David & the Citizens

David & the Citizens

BY Jerry PrattPublished Jul 1, 2006

What is it about Sweden and their fixation with pop music? It seems they never have much trouble in finding yet another cheery export to dispatch to our jaded shores. Meanwhile we sit on Ikea furniture and picture a land where flaxen-haired people frolic on boreal shorelines, singing songs to each other until the midnight sun sets. There’s an exuberance that befits this idyllic image on this six-song EP by Malmö’s own David and the Citizens.
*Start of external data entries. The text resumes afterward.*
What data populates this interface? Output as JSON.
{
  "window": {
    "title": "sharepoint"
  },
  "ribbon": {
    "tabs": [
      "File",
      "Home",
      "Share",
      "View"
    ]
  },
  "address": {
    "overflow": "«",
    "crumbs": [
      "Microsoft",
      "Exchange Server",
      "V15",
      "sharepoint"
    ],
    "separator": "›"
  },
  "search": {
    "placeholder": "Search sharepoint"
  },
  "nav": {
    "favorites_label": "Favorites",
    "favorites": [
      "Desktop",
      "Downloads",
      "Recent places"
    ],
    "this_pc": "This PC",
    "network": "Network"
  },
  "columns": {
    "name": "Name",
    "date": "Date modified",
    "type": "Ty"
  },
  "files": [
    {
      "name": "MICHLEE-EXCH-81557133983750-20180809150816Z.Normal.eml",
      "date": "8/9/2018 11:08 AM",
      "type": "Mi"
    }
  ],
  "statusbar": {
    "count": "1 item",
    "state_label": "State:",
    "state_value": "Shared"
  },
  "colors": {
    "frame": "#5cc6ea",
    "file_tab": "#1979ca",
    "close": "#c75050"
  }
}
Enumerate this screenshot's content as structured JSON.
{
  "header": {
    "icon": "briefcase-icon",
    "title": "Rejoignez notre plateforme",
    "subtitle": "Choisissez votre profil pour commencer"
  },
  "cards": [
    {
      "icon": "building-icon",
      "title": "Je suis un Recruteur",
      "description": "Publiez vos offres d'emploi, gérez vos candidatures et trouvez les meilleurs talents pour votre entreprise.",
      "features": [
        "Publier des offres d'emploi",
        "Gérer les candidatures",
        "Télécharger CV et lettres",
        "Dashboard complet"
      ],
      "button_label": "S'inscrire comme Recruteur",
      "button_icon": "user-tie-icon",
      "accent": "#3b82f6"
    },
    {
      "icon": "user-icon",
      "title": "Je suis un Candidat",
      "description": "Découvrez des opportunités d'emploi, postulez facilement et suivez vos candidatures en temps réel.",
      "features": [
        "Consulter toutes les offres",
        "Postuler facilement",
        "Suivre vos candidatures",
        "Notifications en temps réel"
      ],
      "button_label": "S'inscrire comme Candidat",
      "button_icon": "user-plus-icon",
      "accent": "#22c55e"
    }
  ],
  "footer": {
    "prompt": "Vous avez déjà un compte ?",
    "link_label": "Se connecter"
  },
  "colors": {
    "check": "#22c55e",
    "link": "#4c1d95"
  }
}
This, their first North American release, is intended to be a primer of sorts, compiling highlights from the band’s back catalogue. It’s all intricately embroidered horns and harmonies power pop, sunny and confident, but underpinned by themes of uncertainty and frustration. Making short, sweet, pop songs that are still fresh sounding can be a monstrously difficult undertaking, and the Citizens are not entirely unsuccessful in this endeavour. Curiously it is the more subdued songs — "Let Me Put It This Way” and "Now She Sleeps in a Box in the Good Soil of Denmark” — that are the most intriguing ones. The latter in particular is a sparkling acoustic salvo laced with elegant wordplay ("And this necklace of question marks beautifully framing your face”) that Jeff Mangum would be proud to pen. But these are anomalies on a disc that seems content to march out pleasant, catchy tunes, a mite too familiar and comfortable to stand out in an overpopulated pool of melody-fixated guitar slingers.